Plas Menai is the Welsh national centre for watersports and I was enrolled on a weeks kayaking course to improve my skills to prepare for my 3 star assessment. Gaining this award means you can then train as an instructor to take groups out kayaking. The skills required are those for kayaking on white water, something that is generally lacking in the south east of England. So I was to have my first taste of rapids, swells, surf and sea.
It turned out there was only one other guy on the course. The instructor also had someone helping out who was training for a higher coaching award meaning we had a one to one ratio! We started in the pool practising some basic skills and then it was off to a local tidal river. We practised breaking in and out of a fast section of water that poured through a tunnel under the bridge. The trick is to keep the edge of the kayak facing upstream high with your knees as you turn downstream otherwise the force of the water catches your edge and flips you over.

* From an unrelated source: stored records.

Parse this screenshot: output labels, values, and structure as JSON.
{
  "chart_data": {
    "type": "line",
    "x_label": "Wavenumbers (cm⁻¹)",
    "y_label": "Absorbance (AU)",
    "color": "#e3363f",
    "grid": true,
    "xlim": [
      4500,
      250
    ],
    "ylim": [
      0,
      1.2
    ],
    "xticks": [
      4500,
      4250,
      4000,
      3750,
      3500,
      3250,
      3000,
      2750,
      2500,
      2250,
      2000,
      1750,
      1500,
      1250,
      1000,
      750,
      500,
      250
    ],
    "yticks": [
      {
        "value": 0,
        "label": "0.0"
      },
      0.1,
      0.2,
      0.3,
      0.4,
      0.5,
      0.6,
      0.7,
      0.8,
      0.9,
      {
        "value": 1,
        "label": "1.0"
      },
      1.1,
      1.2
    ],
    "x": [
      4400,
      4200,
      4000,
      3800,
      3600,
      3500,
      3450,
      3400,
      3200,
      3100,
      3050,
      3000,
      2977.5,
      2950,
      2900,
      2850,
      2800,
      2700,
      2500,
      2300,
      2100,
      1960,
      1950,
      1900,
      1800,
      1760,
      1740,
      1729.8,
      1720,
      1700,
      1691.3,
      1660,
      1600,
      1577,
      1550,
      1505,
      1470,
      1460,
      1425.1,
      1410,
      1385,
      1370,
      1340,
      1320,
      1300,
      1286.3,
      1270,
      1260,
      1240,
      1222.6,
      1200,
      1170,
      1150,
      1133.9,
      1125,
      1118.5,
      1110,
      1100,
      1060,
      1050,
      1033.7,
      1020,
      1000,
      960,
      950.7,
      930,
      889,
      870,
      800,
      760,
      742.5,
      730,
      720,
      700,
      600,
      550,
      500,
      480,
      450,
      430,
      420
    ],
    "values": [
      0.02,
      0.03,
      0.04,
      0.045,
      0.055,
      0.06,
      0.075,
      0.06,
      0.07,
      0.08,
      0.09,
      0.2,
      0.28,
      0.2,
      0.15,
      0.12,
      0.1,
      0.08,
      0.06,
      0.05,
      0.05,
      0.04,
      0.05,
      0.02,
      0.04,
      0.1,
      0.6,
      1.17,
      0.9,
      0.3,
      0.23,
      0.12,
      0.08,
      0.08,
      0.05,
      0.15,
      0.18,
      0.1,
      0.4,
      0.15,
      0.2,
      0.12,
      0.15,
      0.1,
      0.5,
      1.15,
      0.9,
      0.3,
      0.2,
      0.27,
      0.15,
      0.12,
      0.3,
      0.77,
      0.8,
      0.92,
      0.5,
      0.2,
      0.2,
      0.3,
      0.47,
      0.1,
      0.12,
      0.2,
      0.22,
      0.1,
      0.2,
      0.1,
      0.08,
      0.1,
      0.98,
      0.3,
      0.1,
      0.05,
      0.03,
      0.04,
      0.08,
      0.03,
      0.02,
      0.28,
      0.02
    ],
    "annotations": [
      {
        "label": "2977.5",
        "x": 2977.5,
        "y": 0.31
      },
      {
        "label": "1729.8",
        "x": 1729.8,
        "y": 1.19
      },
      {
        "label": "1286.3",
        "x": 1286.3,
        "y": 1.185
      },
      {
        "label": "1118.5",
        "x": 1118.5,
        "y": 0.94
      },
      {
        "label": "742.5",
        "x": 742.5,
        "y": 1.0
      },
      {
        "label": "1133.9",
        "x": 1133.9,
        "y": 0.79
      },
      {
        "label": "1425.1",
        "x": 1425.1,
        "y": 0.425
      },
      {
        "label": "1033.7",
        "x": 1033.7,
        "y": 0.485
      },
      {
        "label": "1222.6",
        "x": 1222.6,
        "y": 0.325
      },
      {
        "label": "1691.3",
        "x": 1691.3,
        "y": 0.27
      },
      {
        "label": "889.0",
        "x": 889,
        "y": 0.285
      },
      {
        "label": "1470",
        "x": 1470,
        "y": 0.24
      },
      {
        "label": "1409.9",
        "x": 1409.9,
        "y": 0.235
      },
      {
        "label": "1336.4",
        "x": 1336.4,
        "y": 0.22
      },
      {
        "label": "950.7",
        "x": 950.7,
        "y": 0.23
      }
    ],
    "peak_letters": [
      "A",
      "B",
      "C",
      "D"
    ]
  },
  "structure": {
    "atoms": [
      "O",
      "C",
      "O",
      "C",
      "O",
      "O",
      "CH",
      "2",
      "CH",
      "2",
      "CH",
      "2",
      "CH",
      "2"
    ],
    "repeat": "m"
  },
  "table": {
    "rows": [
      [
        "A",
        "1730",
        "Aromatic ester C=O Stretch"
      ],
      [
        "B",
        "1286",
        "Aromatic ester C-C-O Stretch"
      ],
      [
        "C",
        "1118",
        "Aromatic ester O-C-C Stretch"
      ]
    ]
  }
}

Day two saw us driving to the river Dee where there was a white water slalom section of several rapids. We paddle and portaged (carried) our kayaks upstream to above the top rapid. This time we practised breaking in and then sitting in an eddy before breaking out a different way. We also learnt how to use the force of the river to manoeuvre the boats instead of paddling. One exercise involved gliding into the rapids with the paddle above heads with our eyes closed! Then we headed down stream shooting rapids one at time, learning how to signal each other and how to ‘read’ the water. The last drop was the biggest and we had to paddle hard to not get caught by the ‘stopper’ (like getting stuck in water going down a plug hole).
The next day we drove across Anglesey with a change of kayaks from the short fat river boats to long narrow sea kayaks. These feel more unstable but make it easier to paddle long distances with less resistance. We set off from the beach and paddled round headlands to a cove where we practised manoeuvring the sea kayaks which is a lot harder compared to the little river boats. Also rather confusingly you have to lean the opposite to the way you want to turn in these boats. Having practised (if not mastered) these skills we continued round the rocky coast at one point passing through a natural archway which involved a tricky three point turn!
The Menai straight itself was our destination for the fourth day. The tide fills in from each end of the straight making for some dramatic changes in tides and water levels. We broke into the fast water from behind the pillars of a huge bridge gliding across from one pillar to another. Later as the tide changed we paddled down to where there was a big area of standing waves caused by a broken weir. We had to really battle to get into the waves but then we were able to sit surfing them. To end the day we made the rather daft decision to paddle all the way back down the Menai straight to the centre. A couple of hours later we eventually got back!
The last day it was back to the coast for a leisurely paddle round Puffin Island, it was the wrong time of year to see any of the puffins but this was more than made up for by the seals bobbing up next to our kayaks! I finished by trying to perfect my rolling back in the pool. What a week, it went so quickly. Being able to transfer the skills I had practised in Shoreham on a flat river to a situation where I had to use them ‘in anger’ on white water was invaluable in improving my abilities, hopefully passing my assessment and so being able to start taking other members of the group out kayaking.